A Discovering Christ Training Conference will be held Sept. 23 and Sept. 24 at Our Lady of Peace Church in Lakeland. Admission is $45 per person; $25 for clergy and religious.

This will be a conference to train people who will then go back to their parishes and train other parishioners in how to implement the Discovering Christ program.    

“One of the great things about Discovering Christ is it can be run completely by the laity,” Hallman said. The program is the first part of ChristLife, a three-part process of forming disciples.

Hallman said Discovering Christ aims to point people to the sacraments and Jesus Christ in the context of the parish community, to make the liturgy on Sunday more meaningful to them, to make them more likely to come to Mass, and to make them step outside the life they lead every day and to live differently.

Participants will also learn how to run the Discovering Christ course, how to recruit volunteers, and how to facilitate a small group.

The program poses these questions: What is the meaning of life? Who is Jesus? Why does one need a savior? Why does church matter? The participants wrestle with these questions in small-group sessions.

“Discovering Christ,” Hallman said, is really an effective way to allow them to bring their questions and to come up on their own [answers] within the context of community.”

The teaching aspect of the program, she said, happens in the video portions; all the videos are about 30 minutes long. Then the participants break into small groups, and a facilitator helps them dig a little bit deeper.

“Their defenses kind of fall a little bit,” Hallman said, “and they become, in that sharing, they become a little more transparent. And that’s how relationships develop among people. … There’s a level of trust that develops that allows them to be more forthcoming with their thoughts and their feelings.”
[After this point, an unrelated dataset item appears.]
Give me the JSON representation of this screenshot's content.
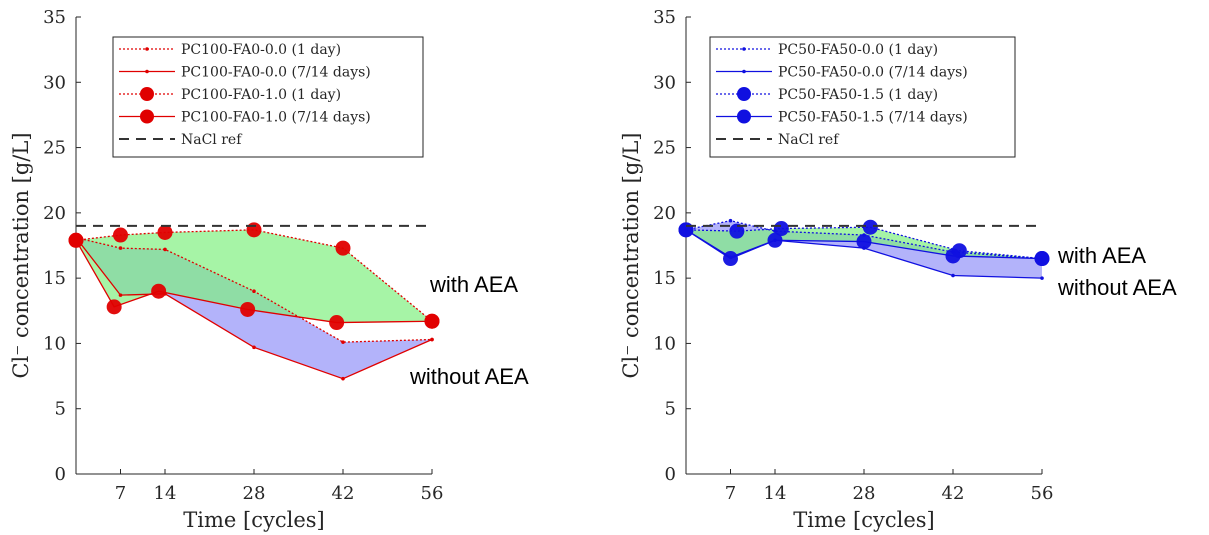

The program is considered evangelization, Hallman said, “because what we help people understand throughout this Discovering Christ process is that our purpose and our meaning in life is to have a relationship with God, so that we can come to know, love, and serve him in this world and be with him forever in the next.”

A terrific speaker who will address the participants, Hallman said, is Father Michael A. Saporito, of the Parish Community of St. Helen in Westfield, N.J.

“He jumps around, he’s like on fire,” Hallman said.

She added: “He talks about how the Holy Spirit is part of everything that you do in Discovering Christ. And he shares about how this program has really impacted his ministry as a priest personally.”

Twenty parishes in the diocese are involved in the Discovering Christ program. About eight of them received a diocesan McDevitt Grant for evangelization to help underwrite the cost of it, Hallman said.

The conference will be held 7-9 p.m. Sept. 23, and 8 a.m.-4 p.m. Sept. 24 at the church at 203 Halcomb St. in Lakeland.

“I’d like to see more and more parishes utilizing Discovering Christ because it’s great in a lot of aspects,” Hallman said. “First of all, it’s a way for us to invite people to our parish that maybe are not parishioners, that have either fallen away from the church or no longer practicing the faith. … So it gives us a chance to connect up with them in a really nonthreatening way.”

But it’s also for the people that are in the pews. “It really gives them a chance to deepen their faith,” she said.